This appears to be the question in the contact center business sector today!
After all, more than one-third of the U.S. workforce whose work could be performed fully remote are saying they prefer fully-remote work. (The actual stats: 37 percent said they prefer fully remote, while 54 percent said they prefer hybrid/onsite.) Most contact center operations managers, however, prefer onsite workers, or at least a hybrid of onsite/remote.
Let’s dive into the pros and cons of each (onsite/hybrid/fully remote)
All onsite
Managers like this option for three main reasons:
- They feel they can better monitor employees.
- They think that when agents don’t see each other every day, they lose a lot, like camaraderie with colleagues.
- Training new employees and providing continuous training to experienced staff is easier because trainees can ask questions in real-time. Trainers can also easily identify any difficulties trainees may be facing.
The first reason is no longer as strong as it would have been even a year ago because contact center technology can now monitor many things such as how long an agent spends with each customer when an agent has left the keyboard, and for how long, and so on.
Monitoring productivity, therefore, shouldn’t be a problem.
What could be a problem is that managers can’t see if an agent appears to be under stress.
However, contact center executives at our September 2021 Contact Center Executive Forum mentioned that after they moved to a remote workforce at the start of the pandemic (and in the months since) that they found that their team members shared more about their personal struggles than they did when they were entirely onsite.

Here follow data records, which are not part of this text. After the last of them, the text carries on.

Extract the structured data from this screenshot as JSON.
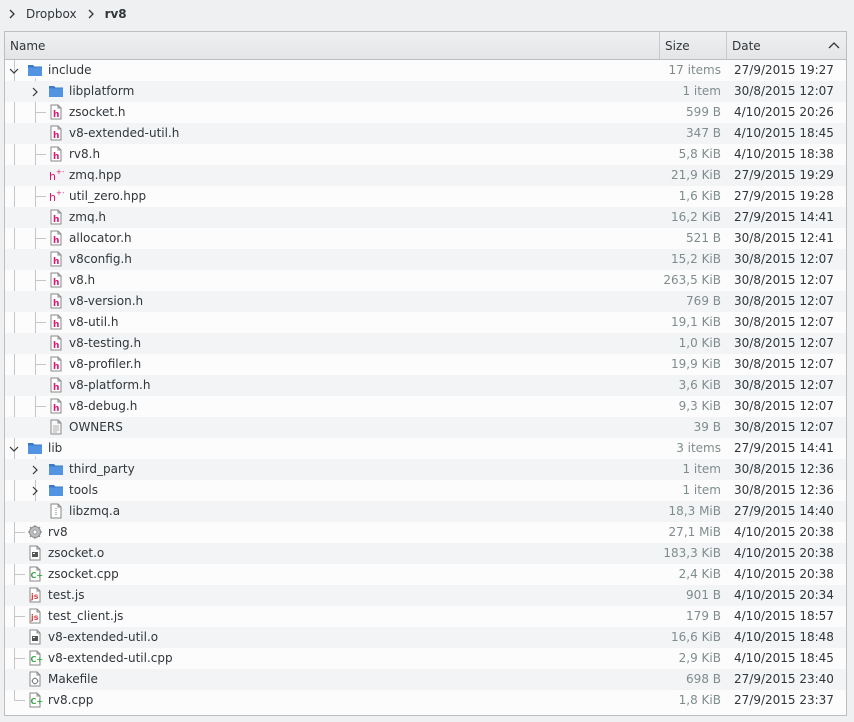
{
  "breadcrumb": {
    "items": [
      {
        "label": "Dropbox"
      },
      {
        "label": "rv8"
      }
    ]
  },
  "header": {
    "name_label": "Name",
    "size_label": "Size",
    "date_label": "Date",
    "sort_icon": "chevron-up-icon"
  },
  "rows": [
    {
      "name": "include",
      "size": "17 items",
      "date": "27/9/2015 19:27",
      "level": 0,
      "icon": "folder-icon",
      "expander": "open"
    },
    {
      "name": "libplatform",
      "size": "1 item",
      "date": "30/8/2015 12:07",
      "level": 1,
      "icon": "folder-icon",
      "expander": "closed"
    },
    {
      "name": "zsocket.h",
      "size": "599 B",
      "date": "4/10/2015 20:26",
      "level": 1,
      "icon": "header-file-icon"
    },
    {
      "name": "v8-extended-util.h",
      "size": "347 B",
      "date": "4/10/2015 18:45",
      "level": 1,
      "icon": "header-file-icon"
    },
    {
      "name": "rv8.h",
      "size": "5,8 KiB",
      "date": "4/10/2015 18:38",
      "level": 1,
      "icon": "header-file-icon"
    },
    {
      "name": "zmq.hpp",
      "size": "21,9 KiB",
      "date": "27/9/2015 19:29",
      "level": 1,
      "icon": "cpp-header-icon"
    },
    {
      "name": "util_zero.hpp",
      "size": "1,6 KiB",
      "date": "27/9/2015 19:28",
      "level": 1,
      "icon": "cpp-header-icon"
    },
    {
      "name": "zmq.h",
      "size": "16,2 KiB",
      "date": "27/9/2015 14:41",
      "level": 1,
      "icon": "header-file-icon"
    },
    {
      "name": "allocator.h",
      "size": "521 B",
      "date": "30/8/2015 12:41",
      "level": 1,
      "icon": "header-file-icon"
    },
    {
      "name": "v8config.h",
      "size": "15,2 KiB",
      "date": "30/8/2015 12:07",
      "level": 1,
      "icon": "header-file-icon"
    },
    {
      "name": "v8.h",
      "size": "263,5 KiB",
      "date": "30/8/2015 12:07",
      "level": 1,
      "icon": "header-file-icon"
    },
    {
      "name": "v8-version.h",
      "size": "769 B",
      "date": "30/8/2015 12:07",
      "level": 1,
      "icon": "header-file-icon"
    },
    {
      "name": "v8-util.h",
      "size": "19,1 KiB",
      "date": "30/8/2015 12:07",
      "level": 1,
      "icon": "header-file-icon"
    },
    {
      "name": "v8-testing.h",
      "size": "1,0 KiB",
      "date": "30/8/2015 12:07",
      "level": 1,
      "icon": "header-file-icon"
    },
    {
      "name": "v8-profiler.h",
      "size": "19,9 KiB",
      "date": "30/8/2015 12:07",
      "level": 1,
      "icon": "header-file-icon"
    },
    {
      "name": "v8-platform.h",
      "size": "3,6 KiB",
      "date": "30/8/2015 12:07",
      "level": 1,
      "icon": "header-file-icon"
    },
    {
      "name": "v8-debug.h",
      "size": "9,3 KiB",
      "date": "30/8/2015 12:07",
      "level": 1,
      "icon": "header-file-icon"
    },
    {
      "name": "OWNERS",
      "size": "39 B",
      "date": "30/8/2015 12:07",
      "level": 1,
      "icon": "text-file-icon"
    },
    {
      "name": "lib",
      "size": "3 items",
      "date": "27/9/2015 14:41",
      "level": 0,
      "icon": "folder-icon",
      "expander": "open"
    },
    {
      "name": "third_party",
      "size": "1 item",
      "date": "30/8/2015 12:36",
      "level": 1,
      "icon": "folder-icon",
      "expander": "closed"
    },
    {
      "name": "tools",
      "size": "1 item",
      "date": "30/8/2015 12:36",
      "level": 1,
      "icon": "folder-icon",
      "expander": "closed"
    },
    {
      "name": "libzmq.a",
      "size": "18,3 MiB",
      "date": "27/9/2015 14:40",
      "level": 1,
      "icon": "archive-file-icon"
    },
    {
      "name": "rv8",
      "size": "27,1 MiB",
      "date": "4/10/2015 20:38",
      "level": 0,
      "icon": "executable-icon"
    },
    {
      "name": "zsocket.o",
      "size": "183,3 KiB",
      "date": "4/10/2015 20:38",
      "level": 0,
      "icon": "object-file-icon"
    },
    {
      "name": "zsocket.cpp",
      "size": "2,4 KiB",
      "date": "4/10/2015 20:38",
      "level": 0,
      "icon": "cpp-source-icon"
    },
    {
      "name": "test.js",
      "size": "901 B",
      "date": "4/10/2015 20:34",
      "level": 0,
      "icon": "javascript-file-icon"
    },
    {
      "name": "test_client.js",
      "size": "179 B",
      "date": "4/10/2015 18:57",
      "level": 0,
      "icon": "javascript-file-icon"
    },
    {
      "name": "v8-extended-util.o",
      "size": "16,6 KiB",
      "date": "4/10/2015 18:48",
      "level": 0,
      "icon": "object-file-icon"
    },
    {
      "name": "v8-extended-util.cpp",
      "size": "2,9 KiB",
      "date": "4/10/2015 18:45",
      "level": 0,
      "icon": "cpp-source-icon"
    },
    {
      "name": "Makefile",
      "size": "698 B",
      "date": "27/9/2015 23:40",
      "level": 0,
      "icon": "makefile-icon"
    },
    {
      "name": "rv8.cpp",
      "size": "1,8 KiB",
      "date": "27/9/2015 23:37",
      "level": 0,
      "icon": "cpp-source-icon"
    }
  ],
  "colors": {
    "folder": "#5294e2",
    "folder_dark": "#3b7ac4",
    "header_accent": "#e0136d",
    "cpp_green": "#3fa34d",
    "js_red": "#d94545",
    "text": "#31363b",
    "muted": "#7f8c8d"
  }
}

This, in turn, had the contact center managers become “something akin to counselors, therapists, parents, and close friends as their team members started opening up to them.”
Camaraderie for a remote contact center workforce could be an issue, but – as discussed at last year’s CCEF – only if managers fail to work extremely hard at building a strong, collegial culture remotely. (We present several suggestions for doing so at the link above.)
Hybrid workforce
The pros of this type of contact center workforce arrangement are obvious to managers: they can see their team members and manage them in a way that’s easiest for the manager.

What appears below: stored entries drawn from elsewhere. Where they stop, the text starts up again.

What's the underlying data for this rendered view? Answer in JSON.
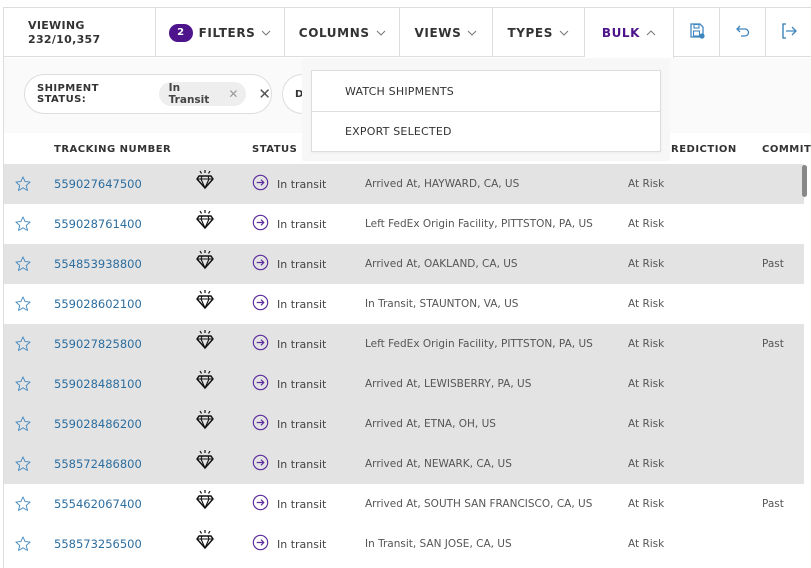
{
  "toolbar": {
    "viewing_label": "VIEWING",
    "viewing_count": "232/10,357",
    "filters_badge": "2",
    "filters_label": "FILTERS",
    "columns_label": "COLUMNS",
    "views_label": "VIEWS",
    "types_label": "TYPES",
    "bulk_label": "BULK",
    "icons": [
      "save-icon",
      "undo-icon",
      "exit-icon"
    ]
  },
  "colors": {
    "brand_purple": "#4d148c",
    "link_blue": "#2d6ea0",
    "row_grey": "#e3e3e3"
  },
  "filter_chips": [
    {
      "label": "SHIPMENT STATUS:",
      "value": "In Transit"
    },
    {
      "label": "D",
      "value": ""
    }
  ],
  "bulk_menu": {
    "items": [
      "WATCH SHIPMENTS",
      "EXPORT SELECTED"
    ]
  },
  "table": {
    "headers": {
      "tracking": "TRACKING NUMBER",
      "status": "STATUS",
      "prediction": "REDICTION",
      "commit": "COMMIT"
    },
    "rows": [
      {
        "tracking": "559027647500",
        "status": "In transit",
        "event": "Arrived At, HAYWARD, CA, US",
        "prediction": "At Risk",
        "commit": "",
        "shade": "grey"
      },
      {
        "tracking": "559028761400",
        "status": "In transit",
        "event": "Left FedEx Origin Facility, PITTSTON, PA, US",
        "prediction": "At Risk",
        "commit": "",
        "shade": "white"
      },
      {
        "tracking": "554853938800",
        "status": "In transit",
        "event": "Arrived At, OAKLAND, CA, US",
        "prediction": "At Risk",
        "commit": "Past",
        "shade": "grey"
      },
      {
        "tracking": "559028602100",
        "status": "In transit",
        "event": "In Transit, STAUNTON, VA, US",
        "prediction": "At Risk",
        "commit": "",
        "shade": "white"
      },
      {
        "tracking": "559027825800",
        "status": "In transit",
        "event": "Left FedEx Origin Facility, PITTSTON, PA, US",
        "prediction": "At Risk",
        "commit": "Past",
        "shade": "grey"
      },
      {
        "tracking": "559028488100",
        "status": "In transit",
        "event": "Arrived At, LEWISBERRY, PA, US",
        "prediction": "At Risk",
        "commit": "",
        "shade": "grey"
      },
      {
        "tracking": "559028486200",
        "status": "In transit",
        "event": "Arrived At, ETNA, OH, US",
        "prediction": "At Risk",
        "commit": "",
        "shade": "grey"
      },
      {
        "tracking": "558572486800",
        "status": "In transit",
        "event": "Arrived At, NEWARK, CA, US",
        "prediction": "At Risk",
        "commit": "",
        "shade": "grey"
      },
      {
        "tracking": "555462067400",
        "status": "In transit",
        "event": "Arrived At, SOUTH SAN FRANCISCO, CA, US",
        "prediction": "At Risk",
        "commit": "Past",
        "shade": "white"
      },
      {
        "tracking": "558573256500",
        "status": "In transit",
        "event": "In Transit, SAN JOSE, CA, US",
        "prediction": "At Risk",
        "commit": "",
        "shade": "white"
      }
    ]
  }
}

After all, not all great in-person managers can transfer this greatness to a hybrid or fully remote workforce.
The same goes for trainers.
Our CCEF panelists were clear: learning how to train team members remotely – via technology – is a lot different from being in the same room with them during the training sessions.
Many employees at companies of all types look forward to coming into the office a couple of days each week. (About 55 percent want to do so at least three days a week, according to statistics from Zippia Research). This often is because they miss the camaraderie of an office. Hybrid, therefore is a plus for these team members.
But employees who prefer to be fully remote may balk at this… and leave.